Sebagai orang Hokkian yang bermarga Tan, maka di bagian belakang nama Indonesianya tertulis Hartanto. Bahkan, nama perusahaannya itu pun tidak lepas dari nama marganya dan nama belakang Indonesianya.

Di Surabaya memang ada tiga perusahaan pelayaran yang sangat besar. Yakni Spil, Meratus, dan Tanto. Sulit menilai siapa di antara tiga itu yang terbesar. Tiga-tiganya saya kenal dengan baik. Setiap saya tanya siapa di antara mereka yang terbesar tidak pernah ada yang menepuk dada.

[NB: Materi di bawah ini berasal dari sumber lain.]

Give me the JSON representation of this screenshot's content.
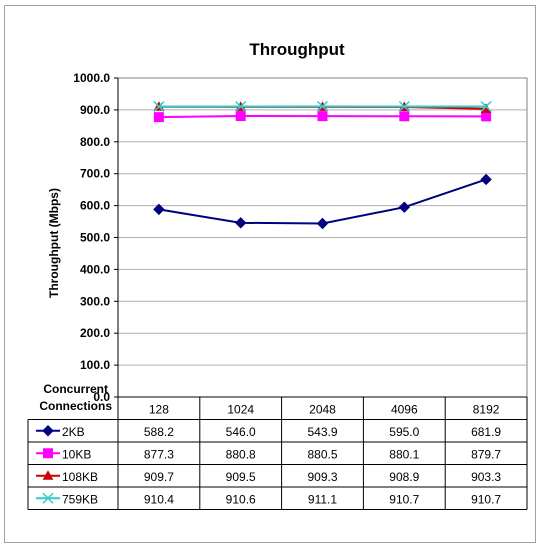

Yang satu selalu menyebut yang lain sebagai yang lebih besar. “Kami ini kecil, Pak,” ujar Herman Hartanto saat kebetulan bersama-sama terbang ke Hongkong Rabu kemarin (7/10).

Demikian juga Soegeng Hendarto (Huang Dji Tju), si pemilik Spil, mengatakan dirinya masih kecil. Ketua marga Huang Indonesia itu bukan main rendah hatinya. Sikap yang sama juga ditunjukkan pemilik Meratus, Menaro, sampai ke anaknya yang memegang kendali perusahaan sekarang, Charles Menaro. Bahkan, orang seperti mendiang Menaro bukan saja mengaku kecil, melainkan seumur hidupnya tidak pernah naik pesawat di kelas bisnis.

Yang jelas, tiga-tiganya kini masih terus berkembang. Armada kapal mereka masih terus bertambah. Tanto sendiri dalam perjalanannya ke Hongkong kali ini harus mengajak banyak anak buah. Mengapa? Tanto baru saja membeli kapal tambahan. Anak buahnya itulah yang akan membawa kapal tersebut menuju Pelabuhan Tanjung Perak, Surabaya. Itu adalah kapalnya yang ke-39. Dalam enam bulan terakhir ini saja, Tanto sudah menambah 12 kapal di jajaran armadanya.

“Ini perusahaan jasa. Kami harus terus-menerus meningkatkan servis. Antara lain dengan harus terus menambah kapal,” ujar Tanto, merendah. Kapal-kapal yang lama, di samping sudah mulai tua, juga tidak bisa mencukupi keinginan pelanggan yang terus meningkat. Pelanggan menginginkan Tanto Line punya kian banyak tujuan. Itu berarti diperlukan kian banyak kapal.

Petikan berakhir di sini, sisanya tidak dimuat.